Al menos nos queda la ternura

“Disculpad, guerras lejanas, las flores que hay en mi casa”.

Wislawa Szymborska

Desde hace días vengo preguntándome por aquello que nos puede mantener de pie en este tiempo de tanta desazón. Qué nos puede ayudar a mantener el pulso constante, a no ceder ante las ganas de bajarnos del mundo, como decía Mafalda. Y cada tanto aparece en mi mente, tímida, la palabra ternura. Dudo de ella. Ha sido tan despreciada, tan infantilizada, tan trivializada, que entiendo por qué le avergüenza asomar la cabeza. Yo misma la he asumido como debilidad y la he mandado al fondo del cajón, donde están las palabras que no quiero utilizar. No quiero ser mansa. En un mundo gobernado por la estupidez, no quiero permitirme ser ingenua.

Pero esta palabra ha levantado la mano varias veces y algo me dice que hay que recuperarla. Intento entender de qué se trata, de qué hablamos cuando hablamos de ternura. Porque estoy segura de que no son los videos de perritos en Instagram –que son lindos, sí, pero no son más que anestesia–, ni las palabras dichas en diminutivo, ni los ositos de peluche. Hemos asociado la ternura con la melosería, con lo algodonado, con lo inmaduro. Y creo que hemos sido injustos. La ternura tiene que ser más que eso.

En mi búsqueda por darle la oportunidad a esta palabra, voy al discurso que leyó la escritora polaca Olga Tokarczuk cuando recibió el Premio Nobel de Literatura. En él, explica la relación que encuentra entre la ternura y su oficio. “Cuando escribo, tengo que sentir todo dentro de mí. Tengo que dejar que todos los seres vivos y objetos que aparecen en el libro me atraviesen, todo lo humano y más allá de lo humano, todo lo vivo y lo inerte. Tengo que observar detenidamente cada cosa y persona, con la mayor solemnidad, y personificarlas en mi interior, personalizarlas.

Para eso me sirve la ternura, porque es el arte de personificar, de compartir sentimientos y, así, descubrir infinitamente similitudes”.

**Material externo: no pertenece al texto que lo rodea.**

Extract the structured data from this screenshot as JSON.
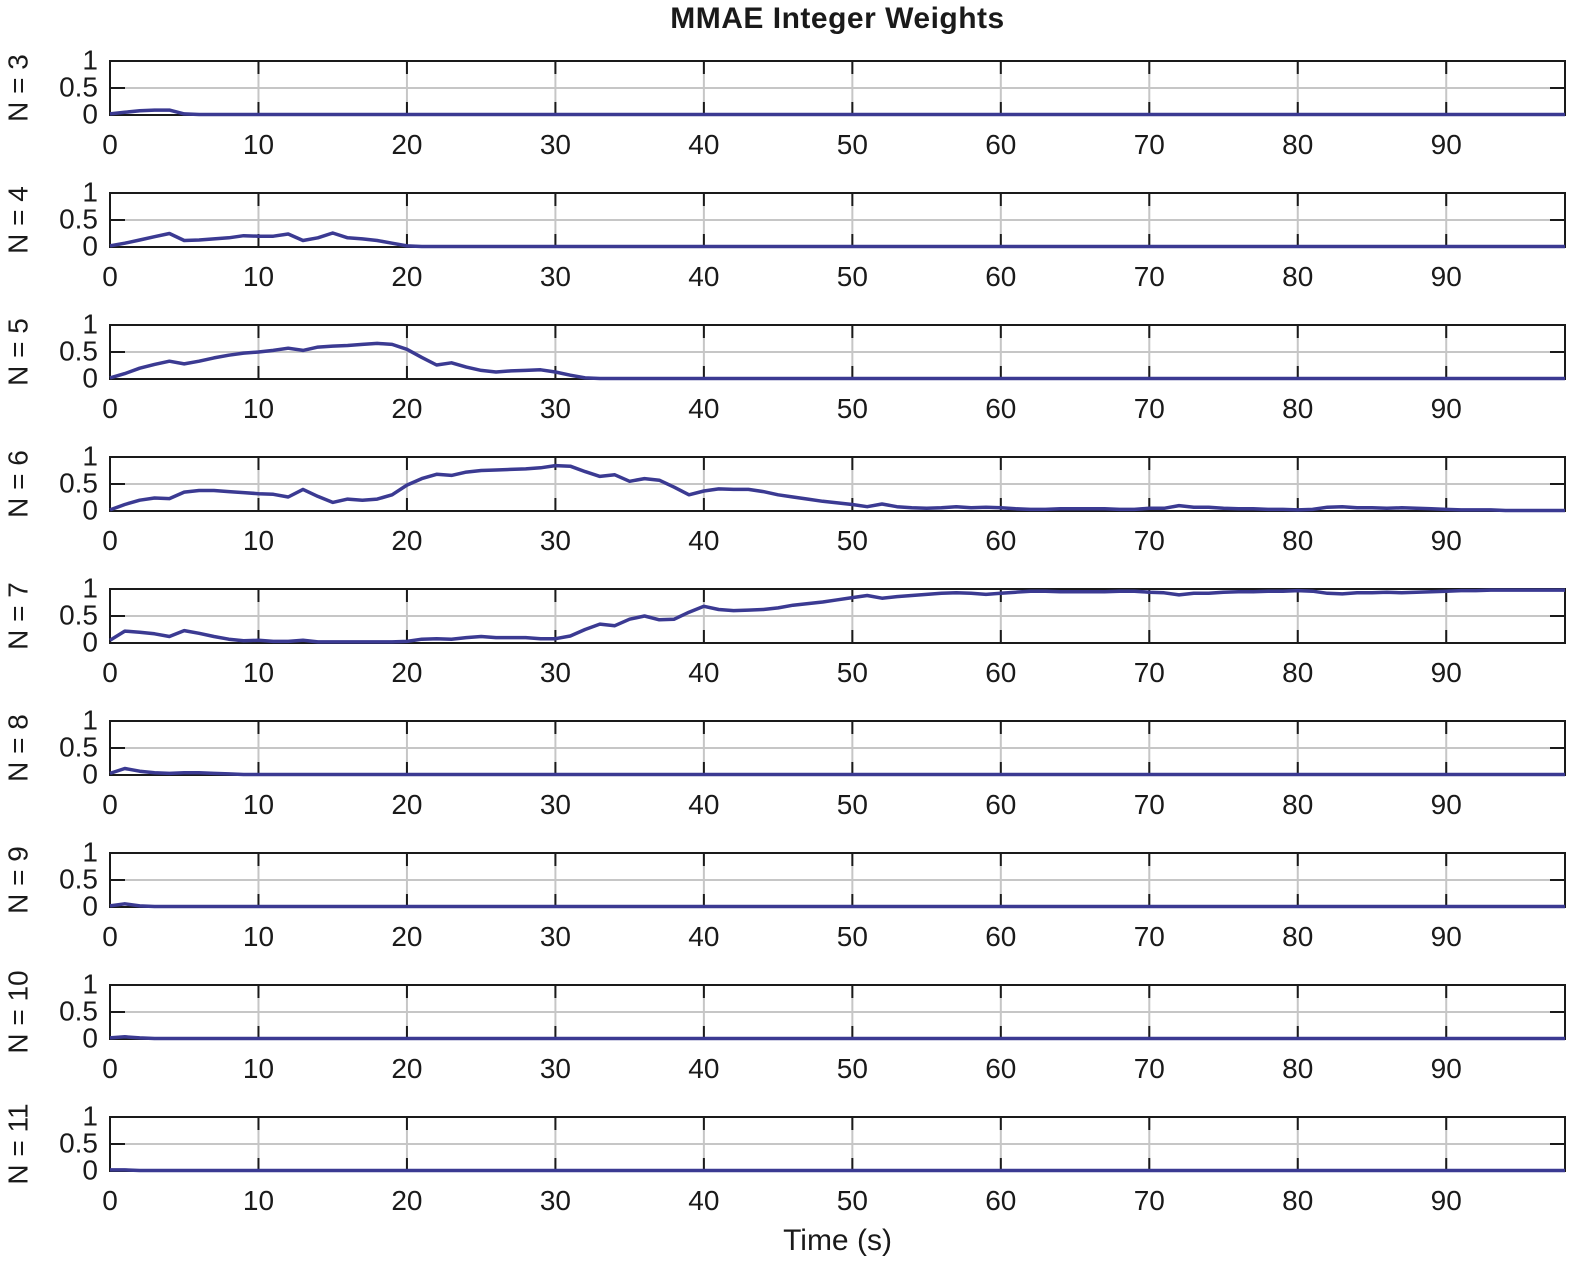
{
  "figure": {
    "title": "MMAE Integer Weights",
    "xlabel": "Time (s)",
    "line_color": "#3b3a92",
    "grid_color": "#c6c6c6",
    "axis_color": "#1a1a1a",
    "background": "#ffffff"
  },
  "chart_data": {
    "type": "line",
    "title": "MMAE Integer Weights",
    "xlabel": "Time (s)",
    "ylabel": "",
    "grid": true,
    "legend": "none",
    "xlim": [
      0,
      98
    ],
    "ylim": [
      0,
      1
    ],
    "x_ticks": [
      0,
      10,
      20,
      30,
      40,
      50,
      60,
      70,
      80,
      90
    ],
    "y_ticks": [
      0,
      0.5,
      1
    ],
    "y_tick_labels": [
      "0",
      "0.5",
      "1"
    ],
    "x_step": 1,
    "series": [
      {
        "name": "N = 3",
        "fill_to_end": 0.01,
        "values": [
          0.02,
          0.05,
          0.08,
          0.09,
          0.09,
          0.02,
          0.01,
          0.01,
          0.01,
          0.01
        ]
      },
      {
        "name": "N = 4",
        "fill_to_end": 0.01,
        "values": [
          0.02,
          0.07,
          0.13,
          0.19,
          0.25,
          0.12,
          0.13,
          0.15,
          0.17,
          0.21,
          0.2,
          0.2,
          0.24,
          0.12,
          0.17,
          0.26,
          0.17,
          0.15,
          0.12,
          0.07,
          0.02,
          0.01
        ]
      },
      {
        "name": "N = 5",
        "fill_to_end": 0.01,
        "values": [
          0.02,
          0.1,
          0.2,
          0.27,
          0.33,
          0.28,
          0.33,
          0.39,
          0.44,
          0.48,
          0.5,
          0.53,
          0.57,
          0.53,
          0.59,
          0.61,
          0.62,
          0.64,
          0.66,
          0.64,
          0.55,
          0.4,
          0.26,
          0.3,
          0.22,
          0.16,
          0.13,
          0.15,
          0.16,
          0.17,
          0.13,
          0.07,
          0.02,
          0.01
        ]
      },
      {
        "name": "N = 6",
        "fill_to_end": 0.01,
        "values": [
          0.02,
          0.12,
          0.2,
          0.24,
          0.23,
          0.35,
          0.38,
          0.38,
          0.36,
          0.34,
          0.32,
          0.31,
          0.26,
          0.4,
          0.27,
          0.16,
          0.22,
          0.2,
          0.22,
          0.3,
          0.48,
          0.6,
          0.68,
          0.66,
          0.72,
          0.75,
          0.76,
          0.77,
          0.78,
          0.8,
          0.84,
          0.83,
          0.73,
          0.64,
          0.67,
          0.55,
          0.6,
          0.57,
          0.44,
          0.3,
          0.37,
          0.41,
          0.4,
          0.4,
          0.36,
          0.3,
          0.26,
          0.22,
          0.18,
          0.15,
          0.12,
          0.08,
          0.13,
          0.08,
          0.06,
          0.05,
          0.06,
          0.08,
          0.06,
          0.07,
          0.06,
          0.04,
          0.03,
          0.03,
          0.04,
          0.04,
          0.04,
          0.04,
          0.03,
          0.03,
          0.05,
          0.05,
          0.1,
          0.07,
          0.07,
          0.05,
          0.04,
          0.04,
          0.03,
          0.03,
          0.02,
          0.03,
          0.07,
          0.08,
          0.06,
          0.06,
          0.05,
          0.06,
          0.05,
          0.04,
          0.03,
          0.02,
          0.02,
          0.02,
          0.01,
          0.01,
          0.01,
          0.01,
          0.01
        ]
      },
      {
        "name": "N = 7",
        "fill_to_end": 0.98,
        "values": [
          0.05,
          0.22,
          0.2,
          0.17,
          0.12,
          0.23,
          0.18,
          0.12,
          0.07,
          0.04,
          0.05,
          0.03,
          0.03,
          0.05,
          0.02,
          0.02,
          0.02,
          0.02,
          0.02,
          0.02,
          0.03,
          0.07,
          0.08,
          0.07,
          0.1,
          0.12,
          0.1,
          0.1,
          0.1,
          0.08,
          0.08,
          0.13,
          0.25,
          0.35,
          0.32,
          0.44,
          0.5,
          0.43,
          0.44,
          0.57,
          0.68,
          0.62,
          0.6,
          0.61,
          0.62,
          0.65,
          0.7,
          0.73,
          0.76,
          0.8,
          0.84,
          0.88,
          0.83,
          0.86,
          0.88,
          0.9,
          0.92,
          0.93,
          0.92,
          0.9,
          0.92,
          0.94,
          0.96,
          0.96,
          0.95,
          0.95,
          0.95,
          0.95,
          0.96,
          0.96,
          0.94,
          0.93,
          0.89,
          0.92,
          0.92,
          0.94,
          0.95,
          0.95,
          0.96,
          0.96,
          0.97,
          0.96,
          0.92,
          0.91,
          0.93,
          0.93,
          0.94,
          0.93,
          0.94,
          0.95,
          0.96,
          0.97,
          0.97,
          0.98,
          0.98,
          0.98,
          0.98,
          0.98,
          0.98
        ]
      },
      {
        "name": "N = 8",
        "fill_to_end": 0.01,
        "values": [
          0.03,
          0.12,
          0.07,
          0.04,
          0.03,
          0.04,
          0.04,
          0.03,
          0.02,
          0.01
        ]
      },
      {
        "name": "N = 9",
        "fill_to_end": 0.01,
        "values": [
          0.02,
          0.06,
          0.02,
          0.01
        ]
      },
      {
        "name": "N = 10",
        "fill_to_end": 0.01,
        "values": [
          0.02,
          0.04,
          0.02,
          0.01
        ]
      },
      {
        "name": "N = 11",
        "fill_to_end": 0.01,
        "values": [
          0.02,
          0.02,
          0.01
        ]
      }
    ]
  }
}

Y dice algo poderoso: “La ternura es la forma más modesta del amor. (…) La ternura es espontánea y desinteresada; va mucho más allá de la empatía. Es, en cambio, la convivencia consciente, aunque quizá un poco melancólica, de un destino compartido. La ternura es una profunda preocupación emocional por otro ser, su fragilidad, su naturaleza única y su incapacidad para soportar el sufrimiento y los efectos del tiempo. La ternura percibe los lazos que nos conectan, las similitudes entre nosotros. Es una mirada que muestra el mundo como algo vivo, viviente, interconectado, cooperando consigo mismo y codependiente”.

¡Me gusta tanto esa reivindicación de la ternura! No encuentro debilidad ni mansedumbre en ella. Al contrario. Veo resistencia, entereza, en el reconocimiento del otro, en la mirada que se detiene, en la consciencia del cuidado, en la percepción de la coexistencia. No se deja apabullar quien desobedece al mandato de la rabia y opta por defender lo simple, lo que queda en pie.

Decido, entonces, abrir el cajón de las palabras desechadas. Ahí está, como un pájaro aturdido, la ternura. La tomo con delicadeza para no estropearla. Espero a que recupere el movimiento, a que abra los ojos despacio hasta que la luz no la incomode. La veo respirar profundo, como si tomara impulso, y pienso “está lista”. En mi mente le pido perdón por haberla despreciado y la llevo a la libreta de apuntes. La pongo junto a la belleza, siempre tan buena compañera.

Veo las noticias, las siempre malas noticias, y me estremezco. En el momento aparece frente a mi ventana la mirla que había estado escuchando sin poder verla. Disfruta las bayas que le ofrece la piracanta. Se queda un rato comiendo, como si dijera “mírame”, y recuerdo el comienzo de un poema de Wislawa Szymborska: “La realidad exige / que también se diga: / la vida sigue”.

Viene la lluvia. Los perros la huelen y se acurrucan a mi lado mientras escribo una frase más. Al menos nos queda la ternura.